BACKGROUND: Orthostatic syncope is usually attributed to cerebral hypoperfusion secondary to systemic hemodynamic collapse. Recent research in patients with neurocardiogenic syncope has suggested that cerebral vasoconstriction may occur during orthostatic hypotension, compromising cerebral autoregulation and possibly contributing to the loss of consciousness. However, the regulation of cerebral blood flow (CBF) in such patients may be quite different from that of healthy individuals, particularly when assessed during the rapidly changing hemodynamic conditions associated with neurocardiogenic syncope. To be able to interpret the pathophysiological significance of these observations, a clear understanding of the normal responses of the cerebral circulation to orthostatic stress must be obtained, particularly in the context of the known changes in systemic and regional distributions of blood flow and vascular resistance during orthostasis. Therefore, the specific aim of this study was to examine the changes that occur in the cerebral circulation during graded reductions in central blood volume in the absence of systemic hypotension in healthy humans. We hypothesized that cerebral vasoconstriction would occur and CBF would decrease due to activation of the sympathetic nervous system. We further hypothesized, however, that the magnitude of this change would be small compared with changes in systemic or skeletal muscle vascular resistance in healthy subjects with intact autoregulation and would be unlikely to cause syncope without concomitant hypotension.

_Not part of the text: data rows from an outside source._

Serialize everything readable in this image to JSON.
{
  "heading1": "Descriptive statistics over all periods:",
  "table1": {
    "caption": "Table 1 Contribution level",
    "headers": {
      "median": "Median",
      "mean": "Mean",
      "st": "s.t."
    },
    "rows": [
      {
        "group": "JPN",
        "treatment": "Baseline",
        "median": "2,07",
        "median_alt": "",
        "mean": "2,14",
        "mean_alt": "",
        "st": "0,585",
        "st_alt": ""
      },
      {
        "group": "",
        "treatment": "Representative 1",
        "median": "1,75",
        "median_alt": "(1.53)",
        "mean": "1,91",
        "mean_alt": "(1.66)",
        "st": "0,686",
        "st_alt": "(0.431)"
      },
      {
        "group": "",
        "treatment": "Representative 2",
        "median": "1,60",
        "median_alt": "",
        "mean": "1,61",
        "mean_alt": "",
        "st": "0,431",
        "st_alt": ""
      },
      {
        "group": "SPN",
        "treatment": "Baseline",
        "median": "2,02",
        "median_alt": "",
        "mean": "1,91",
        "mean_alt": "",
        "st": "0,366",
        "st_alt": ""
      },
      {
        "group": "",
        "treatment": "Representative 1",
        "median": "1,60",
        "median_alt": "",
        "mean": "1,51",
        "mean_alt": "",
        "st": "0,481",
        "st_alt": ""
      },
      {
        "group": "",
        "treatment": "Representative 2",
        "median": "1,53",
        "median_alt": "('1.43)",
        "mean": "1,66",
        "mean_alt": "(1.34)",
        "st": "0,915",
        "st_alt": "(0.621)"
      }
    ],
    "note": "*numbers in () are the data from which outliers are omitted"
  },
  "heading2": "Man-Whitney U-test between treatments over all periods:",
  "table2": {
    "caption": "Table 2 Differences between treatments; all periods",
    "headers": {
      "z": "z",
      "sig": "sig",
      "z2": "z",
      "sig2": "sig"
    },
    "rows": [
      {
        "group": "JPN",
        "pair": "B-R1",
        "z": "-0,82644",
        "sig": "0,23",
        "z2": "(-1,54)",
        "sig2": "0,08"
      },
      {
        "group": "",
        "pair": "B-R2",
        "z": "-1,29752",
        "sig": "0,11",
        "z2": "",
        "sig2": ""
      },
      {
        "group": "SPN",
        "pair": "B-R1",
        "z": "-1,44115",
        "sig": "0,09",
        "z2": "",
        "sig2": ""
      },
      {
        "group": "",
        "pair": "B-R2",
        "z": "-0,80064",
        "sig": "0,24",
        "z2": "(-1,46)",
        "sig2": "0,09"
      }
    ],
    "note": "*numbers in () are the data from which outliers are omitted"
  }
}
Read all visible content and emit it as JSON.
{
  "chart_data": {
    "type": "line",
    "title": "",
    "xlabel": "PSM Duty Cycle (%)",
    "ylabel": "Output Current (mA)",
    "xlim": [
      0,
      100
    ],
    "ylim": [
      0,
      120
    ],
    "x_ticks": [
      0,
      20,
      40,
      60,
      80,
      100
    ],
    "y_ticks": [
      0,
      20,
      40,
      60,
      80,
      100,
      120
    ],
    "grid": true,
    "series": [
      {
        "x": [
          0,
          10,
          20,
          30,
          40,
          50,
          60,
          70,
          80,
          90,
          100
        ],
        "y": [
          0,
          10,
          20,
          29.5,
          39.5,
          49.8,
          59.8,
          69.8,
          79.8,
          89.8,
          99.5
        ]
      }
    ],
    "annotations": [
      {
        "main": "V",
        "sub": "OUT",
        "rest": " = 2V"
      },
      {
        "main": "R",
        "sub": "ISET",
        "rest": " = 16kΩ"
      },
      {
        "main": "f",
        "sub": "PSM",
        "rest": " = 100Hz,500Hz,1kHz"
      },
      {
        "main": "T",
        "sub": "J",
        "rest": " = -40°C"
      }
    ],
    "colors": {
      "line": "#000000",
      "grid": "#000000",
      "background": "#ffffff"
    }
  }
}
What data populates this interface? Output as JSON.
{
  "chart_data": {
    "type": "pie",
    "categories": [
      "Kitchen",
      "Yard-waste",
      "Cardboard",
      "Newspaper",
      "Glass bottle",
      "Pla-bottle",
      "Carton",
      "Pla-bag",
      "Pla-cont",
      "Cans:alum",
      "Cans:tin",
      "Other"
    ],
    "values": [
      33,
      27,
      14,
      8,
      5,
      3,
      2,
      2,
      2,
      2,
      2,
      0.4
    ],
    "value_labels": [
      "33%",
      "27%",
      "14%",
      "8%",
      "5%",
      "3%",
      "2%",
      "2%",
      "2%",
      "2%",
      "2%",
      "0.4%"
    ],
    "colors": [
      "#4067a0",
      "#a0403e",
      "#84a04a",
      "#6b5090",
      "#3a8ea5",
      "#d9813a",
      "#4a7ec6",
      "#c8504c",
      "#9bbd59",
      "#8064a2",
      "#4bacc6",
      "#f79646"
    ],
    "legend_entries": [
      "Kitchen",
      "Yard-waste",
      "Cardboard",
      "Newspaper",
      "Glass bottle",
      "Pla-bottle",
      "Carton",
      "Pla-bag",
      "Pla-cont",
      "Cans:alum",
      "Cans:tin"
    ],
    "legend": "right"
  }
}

METHODS AND RESULTS: To test this hypothesis, we studied 13 healthy men (age, 27 +/- 7 years) during progressive lower body negative pressure (LBNP). We measured systemic flow (Qc is cardiac output; C2H2 rebreathing), regional forearm flow (FBF; venous occlusion plethysmography), and blood pressure (BP; Finapres) and calculated systemic (SVR) and forearm (FVR) vascular resistances. Changes in brain blood flow were estimated from changes in the blood flow velocity in the middle cerebral artery (VMCA) using transcranial Doppler. Pulsatility (systolic minus diastolic/mean velocity) normalized for systemic arterial pressure pulsatility was used as an index of distal cerebral vascular resistance. End-tidal PACO2 was closely monitored during LBNP. From rest to maximal LBNP before the onset of symptoms or systemic hypotension, Qc and FBF decreased by 29.9% and 34.4%, respectively. VMCA decreased less, by 15.5% consistent with a smaller decrease in CBF. Similarly, SVR and FVR increased by 62.8% and 69.8%, respectively, whereas pulsatility increased by 17.2%, suggestive of a mild degree of small-vessel cerebral vasoconstriction. Seven of 13 subjects had presyncope during LBNP, all associated with a sudden drop in BP (29 +/- 9%). By comparison, hyperventilation alone caused greater changes in VMCA (42 +/- 2%) and pulsatility but never caused presyncope. In a separate group of 3 subjects, superimposition of hyperventilation during highlevel LBNP caused a further decrease in VMCA (31 +/- 7%) but no change in BP or level of consciousness.

CONCLUSIONS: We conclude that cerebral vasoconstriction occurs in healthy humans during graded reductions in central blood volume caused by LBNP. However, the magnitude of this response is small compared with changes in SVR or FVR during LBNP or other stimuli known to induce cerebral vasoconstriction (hypocapnia). We speculate that this degree of cerebral vasoconstriction is not by itself sufficient to cause syncope during orthostatic stress. However, it may exacerbate the decrease in CBF associated with hypotension if hemodynamic instability develops.